[Southwest Cultural & Architectural Content]

Throughout his instruction and especially in his teaching video, Woodson compared ancient and modern Southwest cultural concepts as well. These included the Southwest, language, shelter, occupation, religion, art (crafts), religion, clothing, sports, education, government (tribes), and architecture. Some of the major concepts are described.

Southwest:Initially, Woodson discovered that students did not understand the term "Southwest." He showed examples of old maps where the Hohokam and Anasazi lived in the Southwest territories. On a modern map of the United States, he pointed out the states of Colorado, New Mexico, Texas, Arizona, Utah, and even California.

Language: At the beginning of his teaching video, Woodson presented a riddle to students. He asked them to find messages from The Ancient Ones in South Mountain Park, the place where he started his filming. After a short stroll, sat down and told them stories. When he finally got up, students could see petroglyphs where he was sitting. Later in the video, Woodson pointed out modern examples of Hohokam symbolic messages used as decorations around a bridge, along the highway, and in commercial products (flute player, lizard, man-in-the- maze) in Phoenix.

Tribes: Woodson then asked students to name their cooperative groups and to distinguish themselves with tattoos (clown makeup) based on symbols (something that stands for another thing). Students enjoyed painting such symbols as suns on their faces and spiders on their hands.

Occupation & Crafts: Woodson's teaching video and photographs revealed pictures of woven mats and baskets, which the early Hohokam People used in their lifestyle (hunters and gatherers). At the Desert Botanical Gardens, the guide introduced the Hohokam activities of braiding agave rope and stripping yucca painting brushes, and coiling baskets. The Hohokam later became farmers (agriculture) and made canals with digging sticks for irrigation. Woodson presented an entire lesson on pinched pots and stylization. Other crafts that the Desert Botanical Gardens included were clothing (woven fabric and shoes) and food preparation (grinding mesquiteflour with a metate from the Desert Botanical Gardens).

Architecture. Woodson defined architecture as "the art of building structures, especially the ones in which we can live. Anthropologists use the word shelter as a protection from wind, rain, heat, and animals. Shelters are temporary, moveable, or permanent structures." More can be said about a structure--a three-dimensional assemblage of parts to form a whole (building). He later added, "Culture shapes housing but housing can also shape culture (Abrams, 1987). Housing as part of an entire way of life."

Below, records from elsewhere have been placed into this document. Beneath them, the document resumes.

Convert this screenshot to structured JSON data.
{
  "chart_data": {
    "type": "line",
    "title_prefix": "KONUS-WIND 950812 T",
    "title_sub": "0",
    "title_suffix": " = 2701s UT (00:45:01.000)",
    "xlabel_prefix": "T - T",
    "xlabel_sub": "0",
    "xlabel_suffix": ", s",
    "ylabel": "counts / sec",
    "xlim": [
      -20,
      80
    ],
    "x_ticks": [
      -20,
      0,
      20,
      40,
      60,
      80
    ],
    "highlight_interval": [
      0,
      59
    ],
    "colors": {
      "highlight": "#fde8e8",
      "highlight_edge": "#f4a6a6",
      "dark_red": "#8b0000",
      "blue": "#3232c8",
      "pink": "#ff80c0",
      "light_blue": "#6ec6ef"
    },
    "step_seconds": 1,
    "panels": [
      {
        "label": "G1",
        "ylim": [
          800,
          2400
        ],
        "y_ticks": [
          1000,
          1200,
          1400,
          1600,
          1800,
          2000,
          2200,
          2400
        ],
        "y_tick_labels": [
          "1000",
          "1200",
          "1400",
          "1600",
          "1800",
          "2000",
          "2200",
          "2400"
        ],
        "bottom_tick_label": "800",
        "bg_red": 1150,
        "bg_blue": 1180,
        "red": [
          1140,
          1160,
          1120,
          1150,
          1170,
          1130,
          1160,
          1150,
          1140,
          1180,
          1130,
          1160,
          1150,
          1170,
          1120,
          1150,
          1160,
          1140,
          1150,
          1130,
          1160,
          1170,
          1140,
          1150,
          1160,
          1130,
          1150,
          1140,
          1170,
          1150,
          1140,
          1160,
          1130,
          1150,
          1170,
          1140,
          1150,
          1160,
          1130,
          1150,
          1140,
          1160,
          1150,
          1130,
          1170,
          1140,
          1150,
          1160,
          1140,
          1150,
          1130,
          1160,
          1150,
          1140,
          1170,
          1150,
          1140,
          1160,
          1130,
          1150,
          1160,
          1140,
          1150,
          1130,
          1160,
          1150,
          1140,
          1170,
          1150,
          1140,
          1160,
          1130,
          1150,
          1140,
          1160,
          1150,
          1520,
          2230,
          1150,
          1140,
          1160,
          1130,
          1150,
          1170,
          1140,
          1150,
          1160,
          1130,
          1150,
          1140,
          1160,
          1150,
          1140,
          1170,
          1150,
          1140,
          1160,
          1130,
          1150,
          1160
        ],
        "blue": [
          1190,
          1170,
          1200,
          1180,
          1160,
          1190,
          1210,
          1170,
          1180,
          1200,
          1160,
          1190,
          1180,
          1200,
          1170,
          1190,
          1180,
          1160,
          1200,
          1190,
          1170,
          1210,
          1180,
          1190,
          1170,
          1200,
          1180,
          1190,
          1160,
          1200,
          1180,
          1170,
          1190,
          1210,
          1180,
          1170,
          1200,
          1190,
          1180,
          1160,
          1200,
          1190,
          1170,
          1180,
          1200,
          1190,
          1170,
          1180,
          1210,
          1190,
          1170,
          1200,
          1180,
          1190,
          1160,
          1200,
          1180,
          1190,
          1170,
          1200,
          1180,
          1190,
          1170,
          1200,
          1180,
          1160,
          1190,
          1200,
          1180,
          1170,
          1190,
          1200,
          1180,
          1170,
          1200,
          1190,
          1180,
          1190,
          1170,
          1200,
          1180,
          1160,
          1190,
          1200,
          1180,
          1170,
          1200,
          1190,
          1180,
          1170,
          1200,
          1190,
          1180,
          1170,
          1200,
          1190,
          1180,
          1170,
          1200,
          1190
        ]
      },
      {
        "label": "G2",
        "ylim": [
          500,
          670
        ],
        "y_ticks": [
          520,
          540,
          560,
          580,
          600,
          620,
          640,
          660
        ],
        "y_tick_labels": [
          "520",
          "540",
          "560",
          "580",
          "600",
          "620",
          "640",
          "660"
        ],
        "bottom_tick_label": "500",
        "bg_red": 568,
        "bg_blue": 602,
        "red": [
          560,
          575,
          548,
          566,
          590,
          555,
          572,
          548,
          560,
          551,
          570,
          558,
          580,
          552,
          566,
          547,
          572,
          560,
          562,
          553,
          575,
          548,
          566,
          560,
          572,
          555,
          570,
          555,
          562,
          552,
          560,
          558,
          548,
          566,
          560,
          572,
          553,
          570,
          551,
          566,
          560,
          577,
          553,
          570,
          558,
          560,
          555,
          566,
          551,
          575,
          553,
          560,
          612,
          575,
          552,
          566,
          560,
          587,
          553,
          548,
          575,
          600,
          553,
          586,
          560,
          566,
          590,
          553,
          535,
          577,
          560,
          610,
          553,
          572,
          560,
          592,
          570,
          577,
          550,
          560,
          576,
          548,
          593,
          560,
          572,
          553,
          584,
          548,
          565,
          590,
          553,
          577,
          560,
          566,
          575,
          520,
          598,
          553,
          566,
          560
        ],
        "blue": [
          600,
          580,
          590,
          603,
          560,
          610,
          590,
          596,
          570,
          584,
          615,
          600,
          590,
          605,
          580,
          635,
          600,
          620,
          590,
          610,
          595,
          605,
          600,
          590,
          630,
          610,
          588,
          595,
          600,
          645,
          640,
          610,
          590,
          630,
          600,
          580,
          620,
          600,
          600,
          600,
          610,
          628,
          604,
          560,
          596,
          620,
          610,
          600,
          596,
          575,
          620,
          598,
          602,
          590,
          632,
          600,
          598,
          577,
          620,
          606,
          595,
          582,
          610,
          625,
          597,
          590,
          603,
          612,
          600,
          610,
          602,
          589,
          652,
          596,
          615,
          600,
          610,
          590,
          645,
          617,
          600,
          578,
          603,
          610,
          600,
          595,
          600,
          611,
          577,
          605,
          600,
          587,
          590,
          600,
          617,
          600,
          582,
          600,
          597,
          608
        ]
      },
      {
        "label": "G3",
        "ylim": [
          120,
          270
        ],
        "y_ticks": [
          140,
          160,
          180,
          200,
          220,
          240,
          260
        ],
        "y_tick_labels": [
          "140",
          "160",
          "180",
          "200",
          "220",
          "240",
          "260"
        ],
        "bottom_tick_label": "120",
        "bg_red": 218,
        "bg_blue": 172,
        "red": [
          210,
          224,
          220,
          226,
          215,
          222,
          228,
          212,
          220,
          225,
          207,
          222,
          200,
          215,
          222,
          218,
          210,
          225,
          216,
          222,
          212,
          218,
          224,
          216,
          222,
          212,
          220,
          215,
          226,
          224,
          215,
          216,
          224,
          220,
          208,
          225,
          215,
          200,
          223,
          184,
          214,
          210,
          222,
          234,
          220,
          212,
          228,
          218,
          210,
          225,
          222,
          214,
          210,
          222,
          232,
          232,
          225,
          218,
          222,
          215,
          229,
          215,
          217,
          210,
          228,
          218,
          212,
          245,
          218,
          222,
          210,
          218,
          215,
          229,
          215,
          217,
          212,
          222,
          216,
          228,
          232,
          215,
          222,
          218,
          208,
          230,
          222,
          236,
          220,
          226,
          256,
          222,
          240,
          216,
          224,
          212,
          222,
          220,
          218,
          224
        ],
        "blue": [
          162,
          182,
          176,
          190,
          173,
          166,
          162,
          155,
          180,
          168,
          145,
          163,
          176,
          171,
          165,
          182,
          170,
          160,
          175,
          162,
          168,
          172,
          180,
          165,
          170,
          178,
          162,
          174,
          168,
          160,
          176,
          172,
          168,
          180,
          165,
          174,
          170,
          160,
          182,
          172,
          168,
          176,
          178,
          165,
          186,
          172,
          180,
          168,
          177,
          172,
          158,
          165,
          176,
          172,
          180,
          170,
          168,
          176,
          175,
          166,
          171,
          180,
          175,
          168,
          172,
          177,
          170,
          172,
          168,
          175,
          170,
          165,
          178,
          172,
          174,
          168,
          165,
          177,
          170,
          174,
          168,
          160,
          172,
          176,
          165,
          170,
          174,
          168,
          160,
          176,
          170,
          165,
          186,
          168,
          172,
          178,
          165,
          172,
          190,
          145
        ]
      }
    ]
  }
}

The Desert and its Materials: At the Desert Botanical Garden, Woodson found that students did not understand the concept of desert. He informed them that the desert is determined by the amount of rainfall. People in the low desert build with available clay, saguaro ribs, and short trees (mesquite and ironwood). He guided students to see the natural materials and structures. He contrasted the People of the high desert (Anazasi) who live near mountains and use stones and larger trees (pine) in a video. Floor plans. In his teaching video, Woodson explained how today we live in square houses and look at square televisions. The Hohokam, in contrast, lived in round houses that are more natural. He showed examples of round floor plans from the Pueblo Grande Museum in Phoenix on square blueprints designed by modern architects.

Foundation. Woodson constantly stressed that students build their houses thicker at the bottom--foundation, so the walls have enough support to stand. The video example was a three-story clay observatory, called Casa Grande. The Hohokam built the structure over a large platform mound and the walls were at least five feet thick at its foundation. Pit house: In the video, Woodson invited students inside a reconstructed house in Phoenix. At the entrance, he stepped down to show that it was half underground. In a photograph, a pit house showed a cross section of layers of logs, sticks, plant filler and mud to cover the walls. Woodson asked a student to lie on a table to show that these people really only slept inside the 18" house. He later suggested that students include clay people for proportion to show their relationship to their house.

Cliff dwellings: Woodson also introduced the concept of cliff dwellings (multiple apartments), which the Spanish called a pueblo (village). The video showed Anasazi sites at Canyon DeChelley on the Navajo Reservation. He explained the basic building method as a simple stone construction. In his classroom, he also displayed architectural photographs and clay model examples from these ancient peoples and he constantly referred to them.

Roof cross layering and cross section: Woodson showed an example of a cross layered roof, recently restored in the video from the Salado site. Another photograph also showed the several layers of logs & sticks that crossed each other. A layer of dried plant filler came next, and on top was a layer of mud. Students wanted to know why the roof was not complete. They learned that the incomplete view was called a cross section.

What is caliche and where does it come from? Woodson discovered that students assumed that any form of mud can be used to build houses. He explained that desert clay (caliche) tends to be extremely hard and dense. Also known as adobe, caliche is not fired but occasionally must be patched to keep water out. Students met a professional "Mud Slinger," who repaired clay walls at the Pueblo Grande Museum.